As the disciples got into the boat, the wind dropped (Mt 14:32). There was a great silence. That’s where God’s gentle presence is to be found. In today’s first reading, we had a similar situation.  On Mount Horeb, as Elijah was waiting to experience the divine presence, a strong wind rent the mountain, but the Lord was not there in the wind. Then, there was an earthquake and the Lord was not there in the earthquake. After that, there was a fire and the Lord was not in the fire. After the fire, there was a tiny whispering sound and the Lord was in that whisper. Instead of the “whispering sound” some translations like the NRSV have, “there was sheer silence.” The NRSV has caught the real meaning of the phrase. Elijah experienced God in the silence. In today’s gospel episode, after the storm, there was a great calm. Turbulences occur before a theophany to prepare the receiver.

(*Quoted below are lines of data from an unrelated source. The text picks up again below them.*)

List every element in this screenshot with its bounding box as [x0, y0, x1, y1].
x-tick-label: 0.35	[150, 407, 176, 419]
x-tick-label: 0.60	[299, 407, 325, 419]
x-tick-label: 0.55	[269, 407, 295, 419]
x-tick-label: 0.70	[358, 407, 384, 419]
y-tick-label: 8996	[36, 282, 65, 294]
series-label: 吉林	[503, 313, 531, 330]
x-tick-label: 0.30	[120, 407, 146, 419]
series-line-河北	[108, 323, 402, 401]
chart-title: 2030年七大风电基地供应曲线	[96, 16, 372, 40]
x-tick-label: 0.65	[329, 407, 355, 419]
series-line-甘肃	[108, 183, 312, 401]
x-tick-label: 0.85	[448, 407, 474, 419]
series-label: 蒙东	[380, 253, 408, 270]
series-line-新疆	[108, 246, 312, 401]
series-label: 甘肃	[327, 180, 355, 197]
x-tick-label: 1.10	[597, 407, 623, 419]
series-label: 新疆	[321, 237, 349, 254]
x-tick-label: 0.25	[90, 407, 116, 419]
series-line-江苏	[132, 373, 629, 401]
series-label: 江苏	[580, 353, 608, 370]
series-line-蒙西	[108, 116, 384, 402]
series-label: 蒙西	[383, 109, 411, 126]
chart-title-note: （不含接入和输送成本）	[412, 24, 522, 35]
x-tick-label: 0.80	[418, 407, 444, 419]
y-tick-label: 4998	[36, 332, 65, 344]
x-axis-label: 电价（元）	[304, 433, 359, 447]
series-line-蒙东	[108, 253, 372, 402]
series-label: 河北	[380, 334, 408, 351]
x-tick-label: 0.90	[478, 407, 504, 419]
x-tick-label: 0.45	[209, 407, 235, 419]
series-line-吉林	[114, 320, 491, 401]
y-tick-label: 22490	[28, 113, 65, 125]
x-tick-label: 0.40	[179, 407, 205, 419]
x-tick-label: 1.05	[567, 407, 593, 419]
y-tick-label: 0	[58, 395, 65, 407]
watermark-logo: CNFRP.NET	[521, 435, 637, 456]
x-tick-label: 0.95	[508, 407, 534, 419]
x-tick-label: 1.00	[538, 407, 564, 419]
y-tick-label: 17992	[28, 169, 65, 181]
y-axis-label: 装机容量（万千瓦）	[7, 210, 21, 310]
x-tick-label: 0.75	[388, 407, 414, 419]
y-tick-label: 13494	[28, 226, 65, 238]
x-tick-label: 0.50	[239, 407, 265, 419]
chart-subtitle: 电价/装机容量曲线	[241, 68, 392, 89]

But at the actual theophany often there is silence or a voice from heaven (Mt 3:17).

Noise is not a sign of divine presence. God speaks to the human heart in the silence of the heart or of nature. We have too many noises and voices around us. Modern civilization is a cacophony rather than one of harmony. Harmony is where God dwells. It is into the harmony and silence that God speaks. God keeps speaking all the time in the silence of nature and in the silence of our hearts. But are our hearts silent? Do we await God to speak in the silence of our hearts? Is there silence in and around us so that we clearly hear him talking to us? I do not know. Noise often accompanies our Godless modernity. We are all caught up in that noisy culture. Our children and youth are often its agents. Silence is a long-lost value in our modern civilization. Can we rediscover silence so that we may hear our fast-losing Absolute, i.e. God? Yet, God is in control. Can we listen to some heart-soothing music rather than sonorous cacophonies? Shutting our ears to illusory voices and noises of deception, shall we keep our ears wide open to hear him?

Happy Sunday! Bon Dimanche! Buona Domenica! Schönen Sonntag! Gelukkige Zondag! Szczęśliwej Niedzieli! Sretna Nedjelja!